With the ubiquitous nature of smartphones today, recording (possibly in secret) and sharing a conversation with a physician is incredibly easy.
According to an article in the Journal of the American Medical Association (JAMA), it is legal to record conversations with your physician, even secretly. The exceptions are in California and Florida, where all parties must be aware if a conversation is being recorded.
Additionally, except in California and Florida, the patient can take the Protected Health Information (PHI) in those secretly recorded conversations and share it with whomever they want. It’s their PHI, they can do with it as they will.
Some other interesting stats from the Pew Research Center:
- 77% of Americans have a smartphone
- 94% of young adults have a smartphone
There are some possible benefits to recording conversations - such as improved accuracy of information, patient adherence, patient engagement; ability to share information with family members or caregivers; or ability to better absorb information if the initial conversation is particularly emotional (e.g., being told of a new cancer diagnosis)

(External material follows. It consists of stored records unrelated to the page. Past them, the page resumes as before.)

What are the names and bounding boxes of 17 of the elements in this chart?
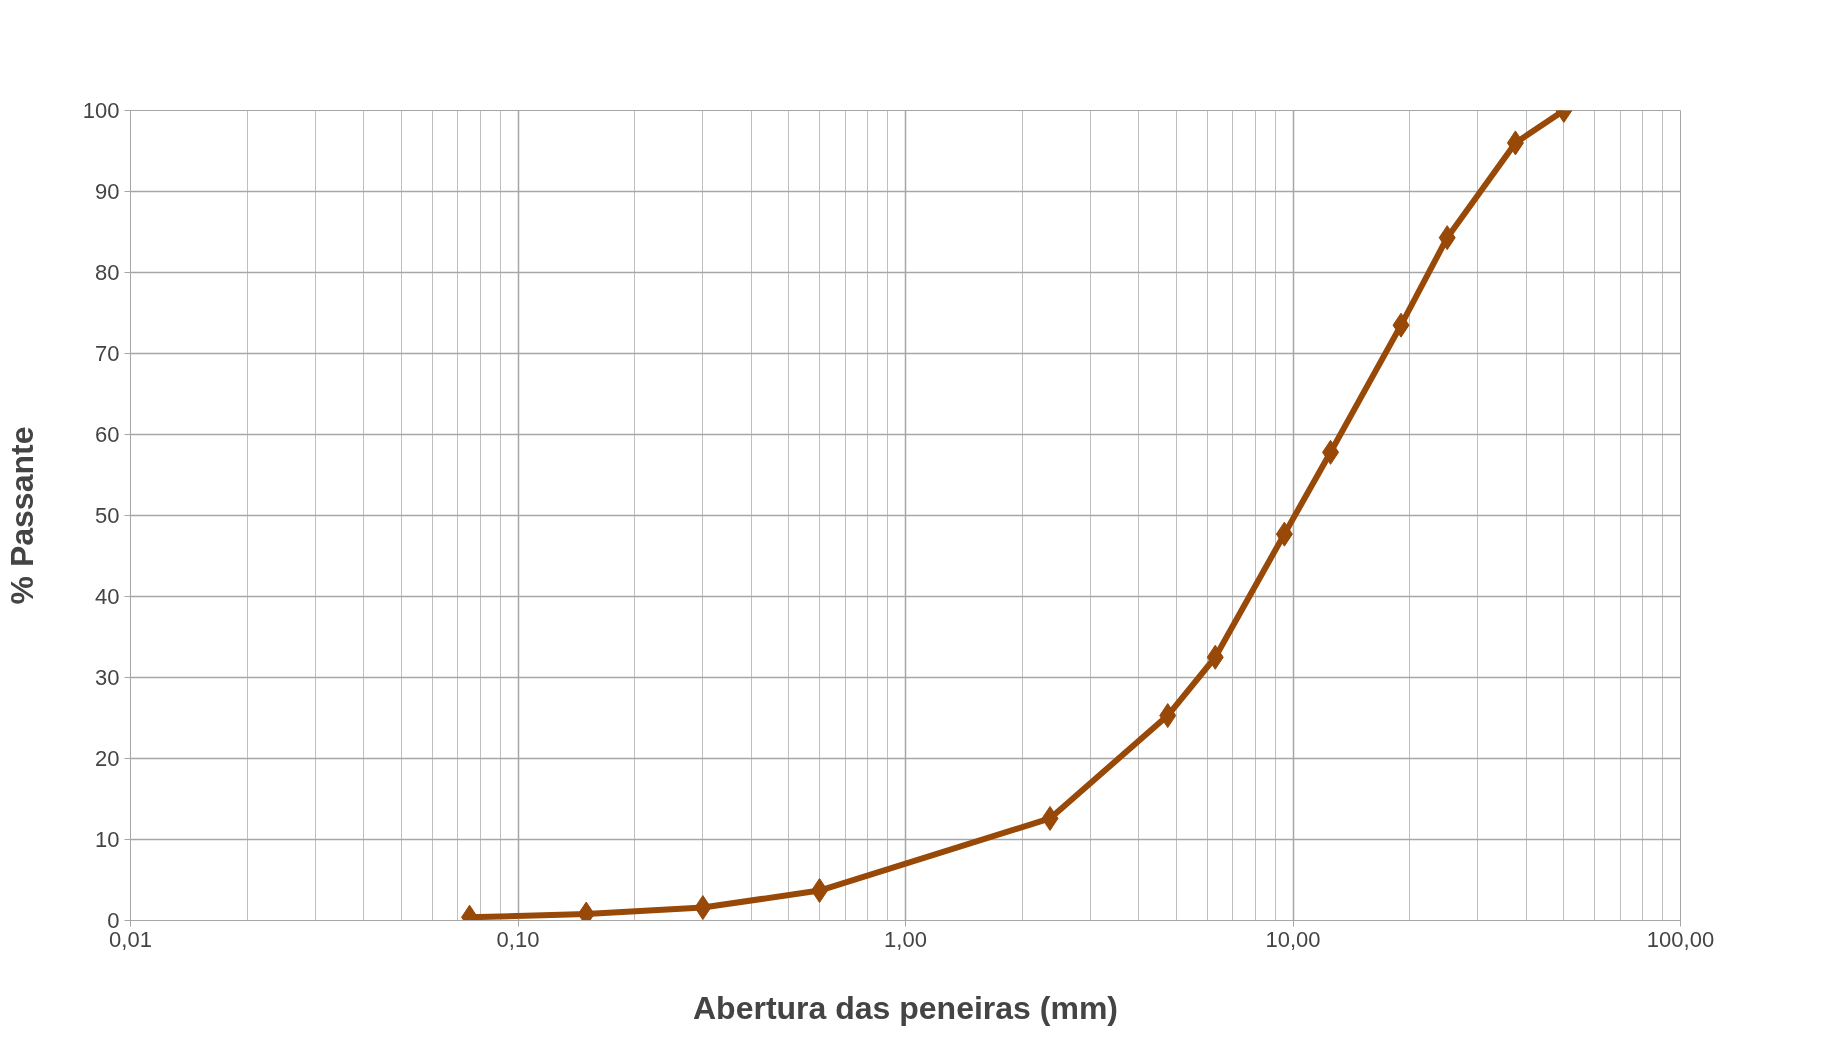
y-tick-label: 30 (95, 665, 120, 690)
x-axis-title: Abertura das peneiras (mm) (692, 989, 1119, 1026)
x-tick-label: 0,10 (496, 926, 540, 952)
y-tick-label: 90 (95, 179, 120, 204)
y-tick-label: 80 (95, 260, 120, 285)
y-tick-label: 60 (95, 422, 120, 447)
x-tick-label: 1,00 (884, 926, 927, 952)
y-tick-label: 100 (82, 98, 120, 123)
y-tick-label: 40 (95, 584, 120, 609)
y-axis-title: % Passante (3, 426, 40, 605)
y-tick-label: 0 (107, 908, 120, 933)
y-tick-label: 70 (95, 341, 120, 366)
x-tick-label: 10,00 (1265, 926, 1321, 952)
y-tick-label: 50 (95, 503, 120, 528)
y-tick-label: 20 (95, 746, 120, 771)
x-tick-label: 100,00 (1646, 926, 1715, 952)
y-tick-label: 10 (95, 827, 120, 852)
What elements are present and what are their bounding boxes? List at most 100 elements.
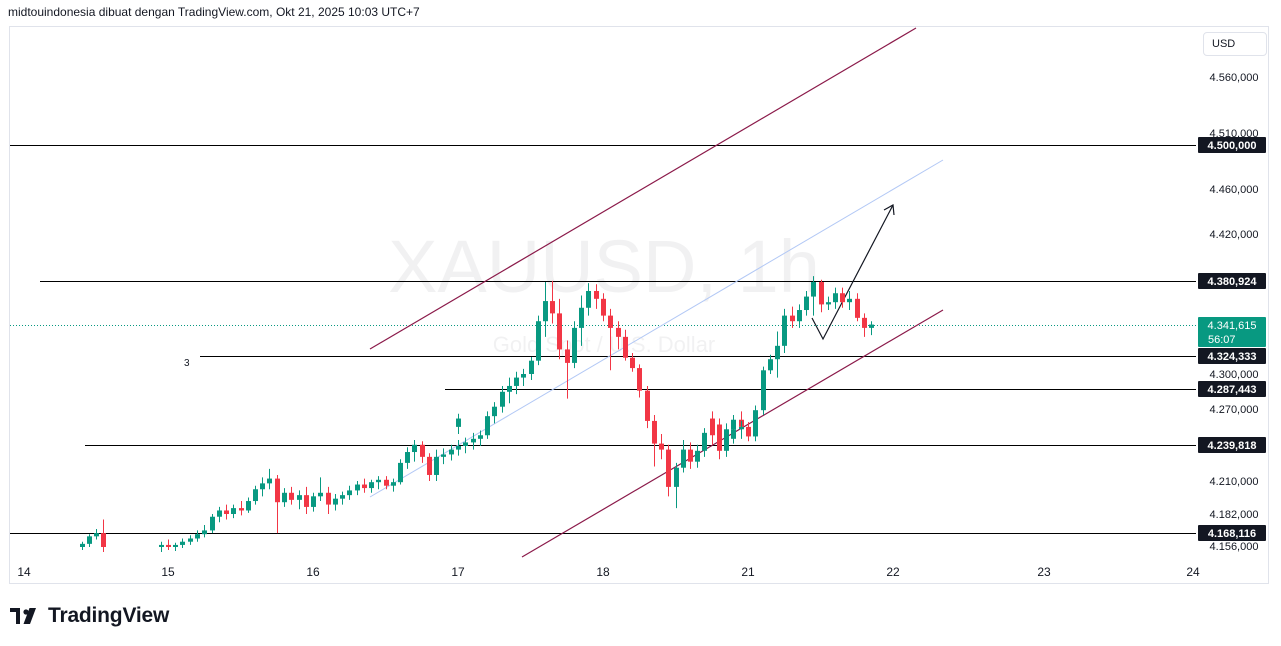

However, potentially negative consequences to recording conversations (especially in secret) include the damaging the relationship between the doctor or the words on the recording could be taken out of context.
If you openly record your doctor’s office visit, the advantages usually outweigh the disadvantages. Here’s some additional factors to consider.
Why Should we Record Office Visits?
According to the Journal of the Royal Society of Medicine, 50-80% of medical information provided by healthcare practitioners is forgotten immediately after the appointment. This can occur for several reasons.
First, physicians may overestimate the topics and duration of what they have discussed with their patients. Also, telling patients once may not enough to get the patient’s attention or buy-in. Finally, patients could also filter what they hear from their doctor in a variety of ways that physicians may not be aware (the patient’s health beliefs, values and previous experience.)
What are a couple of common instances where this breakdown in communication occurs?
- Changes in how and when to take medications. Doctors may need to change the number of pills or frequency of an existing medication—so what the pill bottle says is no longer what the patient should be doing. Communication breakdown: patient starts taking medication incorrectly.
- Steps to take to get labs drawn or test taken. The most common confusion here is that many blood tests (cholesterol, blood sugar, triglycerides) need to be completed while the patient is fasting. In some cases, the patient either may not hear these instructions or the doctor assumes the nurse told the patient and the nurse assumes the doctor told the patient. As a result, the patient may eat and then have their blood drawn. In this case, the test result comes back indicating the patient has high cholesterol, high blood sugar or high triglycerides and the patient is needlessly put on medication… all because they ate by accident before the blood test. Communication breakdown: patient takes medication they do not need.
If people do not know what the doctor said or what to do 50 percent of the time, what can be done to change that? Make an audio recording of the office visit.
After your doctor visit, you can go back and listen to the conversation with your doctor and even email a copy of the conversation to a family member.
We recommend you always ask your physician if you can record the conversation. Some may object, but most will not. Often patients have family members in the exam room during office visits taking notes, most physicians are used to that dynamic.